Article by Stephen Green in "PJMedia":
Are you one of the millions of Sane-Americans who can't get too worked up about Donald Trump's impeachment?
It's
impossible to avoid news of the Dems' Big Sham, which is so "exciting"
that CNN spent hours on Monday running a never-ending picture-in-picture
livestream of the empty Senate chamber. If that doesn't get your blood pumping, what could?
Democrats can't come right out and say they're impeaching Trump just for being Trump,
even though that's exactly what they're doing. So they held this big
investigation, and found that yes indeed, President Trump had committed
foreign policy. They can't actually impeach him for that, either, so
instead they impeached him for defending himself against the charge of
having committed foreign policy.
Before
we get to my little thought experiment, let's be clear on exactly what
foreign policy Trump is guilty of having committed. For that, let's go to the indispensable John Solomon:
It is irrefutable, and not a conspiracy theory, that Joe Biden bragged in this 2018 speech to a foreign policy group that he threatened in March 2016 to withhold $1 billion in U.S. aid to Kiev if then-Ukraine’s president Petro Poroshenko didn’t immediately fire Shokin.“I said, ‘You’re not getting the billion.’ I’m going to be leaving here in, I think it was about six hours. I looked at them and said: ‘I’m leaving in six hours. If the prosecutor is not fired, you’re not getting the money,’” Biden told the 2018 audience in recounting what he told Poroshenko“Well, son of a bitch, he got fired. And they put in place someone who was solid at the time,” Biden told the Council on Foreign Relations event.
Whoops.
That's what Joe Biden did, not Donald Trump -- my bad. What Trump did
was ask the president of Ukraine to look into what happened, to see if
any Americans (cough, Hunter Biden, cough) might have been involved in
some high-level and very highly-paid corruption. There was no arm-twisting, no illegal withholding of aid,
or anything remotely like a high crime or a misdemeanor. If there had
been they'd be in the Articles of Impeachment -- and I'd be writing a
much different column today.
Here's where we get to that thought experiment.
Let's
pretend that Joe Biden had a different name. No, better: Let's pretend
that Joe Biden had a different letter after his name. Let's pretend he's
Joe Biden (R), former vice president under George W. Bush.

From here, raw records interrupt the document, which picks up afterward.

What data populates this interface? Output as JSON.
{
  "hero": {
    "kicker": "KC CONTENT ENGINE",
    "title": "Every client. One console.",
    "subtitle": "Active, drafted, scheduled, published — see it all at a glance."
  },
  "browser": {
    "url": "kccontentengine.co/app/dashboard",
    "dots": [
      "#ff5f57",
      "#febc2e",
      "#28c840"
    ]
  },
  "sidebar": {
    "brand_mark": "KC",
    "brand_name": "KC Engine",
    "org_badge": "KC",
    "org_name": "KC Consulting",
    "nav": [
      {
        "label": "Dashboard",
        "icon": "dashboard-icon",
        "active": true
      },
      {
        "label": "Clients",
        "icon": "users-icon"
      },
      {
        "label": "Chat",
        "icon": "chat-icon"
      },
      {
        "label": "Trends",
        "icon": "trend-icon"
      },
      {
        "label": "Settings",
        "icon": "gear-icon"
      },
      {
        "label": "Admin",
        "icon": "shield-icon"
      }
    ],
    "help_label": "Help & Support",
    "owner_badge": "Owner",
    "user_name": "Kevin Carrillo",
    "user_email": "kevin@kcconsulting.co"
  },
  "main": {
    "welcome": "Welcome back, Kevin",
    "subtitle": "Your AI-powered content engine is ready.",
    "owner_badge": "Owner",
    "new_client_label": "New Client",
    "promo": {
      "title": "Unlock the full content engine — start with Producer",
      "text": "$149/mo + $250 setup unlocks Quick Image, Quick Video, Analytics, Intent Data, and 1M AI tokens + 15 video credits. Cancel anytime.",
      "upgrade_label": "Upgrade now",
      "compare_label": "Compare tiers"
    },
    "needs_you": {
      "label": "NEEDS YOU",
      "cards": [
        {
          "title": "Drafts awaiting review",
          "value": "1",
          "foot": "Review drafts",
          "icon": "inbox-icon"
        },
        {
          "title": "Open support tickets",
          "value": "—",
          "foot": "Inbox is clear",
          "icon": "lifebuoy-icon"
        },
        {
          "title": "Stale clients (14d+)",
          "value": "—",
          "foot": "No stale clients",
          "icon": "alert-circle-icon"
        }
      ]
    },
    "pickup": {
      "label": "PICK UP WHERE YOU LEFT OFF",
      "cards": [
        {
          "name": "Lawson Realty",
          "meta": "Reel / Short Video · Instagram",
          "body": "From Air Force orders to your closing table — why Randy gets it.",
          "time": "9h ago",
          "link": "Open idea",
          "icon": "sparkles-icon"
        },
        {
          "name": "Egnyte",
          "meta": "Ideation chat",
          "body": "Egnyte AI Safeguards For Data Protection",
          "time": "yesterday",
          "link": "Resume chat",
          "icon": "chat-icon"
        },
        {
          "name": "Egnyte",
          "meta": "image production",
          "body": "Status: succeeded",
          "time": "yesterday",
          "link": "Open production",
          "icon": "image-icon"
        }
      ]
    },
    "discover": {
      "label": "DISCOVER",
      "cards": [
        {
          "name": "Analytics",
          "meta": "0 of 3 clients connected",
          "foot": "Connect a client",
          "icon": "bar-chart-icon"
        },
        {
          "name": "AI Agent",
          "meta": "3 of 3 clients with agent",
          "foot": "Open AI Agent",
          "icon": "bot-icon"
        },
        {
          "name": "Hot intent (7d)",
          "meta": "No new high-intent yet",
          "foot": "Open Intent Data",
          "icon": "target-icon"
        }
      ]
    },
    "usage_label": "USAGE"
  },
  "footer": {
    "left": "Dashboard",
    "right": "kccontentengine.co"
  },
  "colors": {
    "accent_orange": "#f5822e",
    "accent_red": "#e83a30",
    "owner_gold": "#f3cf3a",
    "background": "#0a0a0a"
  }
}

In that case, what would the Democrats be doing differently? Literally everything.
Instead
of impeaching Trump, they'd be praising him (although perhaps
reluctantly) for his non-partisan willingness to look into Republican
malfeasance. Adam Schiff would hold months worth of hearings, looking
back into the Bush administration in ways he'd never dare look back into
Obama's. The Democrat-controlled press would be 24/7 "Biden! Biden! Biden!" Jerry Nadler would have to go back to, I dunno, eating mayonnaise with an ice cream scoop.
So
while the other, much-more talented writers here at PJMedia have been
doing stellar jobs of covering all the ins and outs of the impeachment
charade, I just haven't been able to muster the interest. The thing is
such an obvious partisan hit job, that I've found it impossible to
muster more energy than it takes to roll my eyes.
That's
not to say Trump's impeachment isn't a serious issue, because clearly
it is. But not for any of the reasons listed in the Articles of
Impeachment, not for any of the "revelations" of the investigation, not
for any of the House antics that got us here, or for any of the Senate
antics we're witnessing right now.
It's
serious because the Democrats have subverted the weightiest action
described in the Constitution -- the unmaking of a freely elected
president -- into a vitriolic shamble of pure partisanship.
Bill
Clinton was impeached for obstruction of justice, perjury and suborning
perjury. He was rightly impeached for those high crimes and
misdemeanors, but not removed from office because the Senate decided
(rightly, IMHO) that since it was "just about sex," his crimes didn't
rise to a level serious enough for removal. He stained a dress and lied
about it, Congress stained his reputation. Fair enough, even if it was
one of those compromises doomed to please almost no one.
Richard Nixon was going to be impeached, and almost certainly removed from office in a bipartisan vote,
for much more serious offenses. He chose to resign (wisely, IMHO),
rather than put the country through a political trauma unlike any in our
sometimes troubled history.
Donald
Trump has been impeached for having the temerity to look into a
Democrat's guilty-by-his-own-admission malfeasance on behalf of his
coke-whoring son.
OK, maybe I'm a little worked up, but clearly not for the reasons the Democrats wanted.
So
let the Democrats "make their case for removing Trump for office," as
all my desktop notifications just started screaming at me every couple
of minutes. Because they don't have a case to make, and the (D) after
Biden's name is all the proof you need.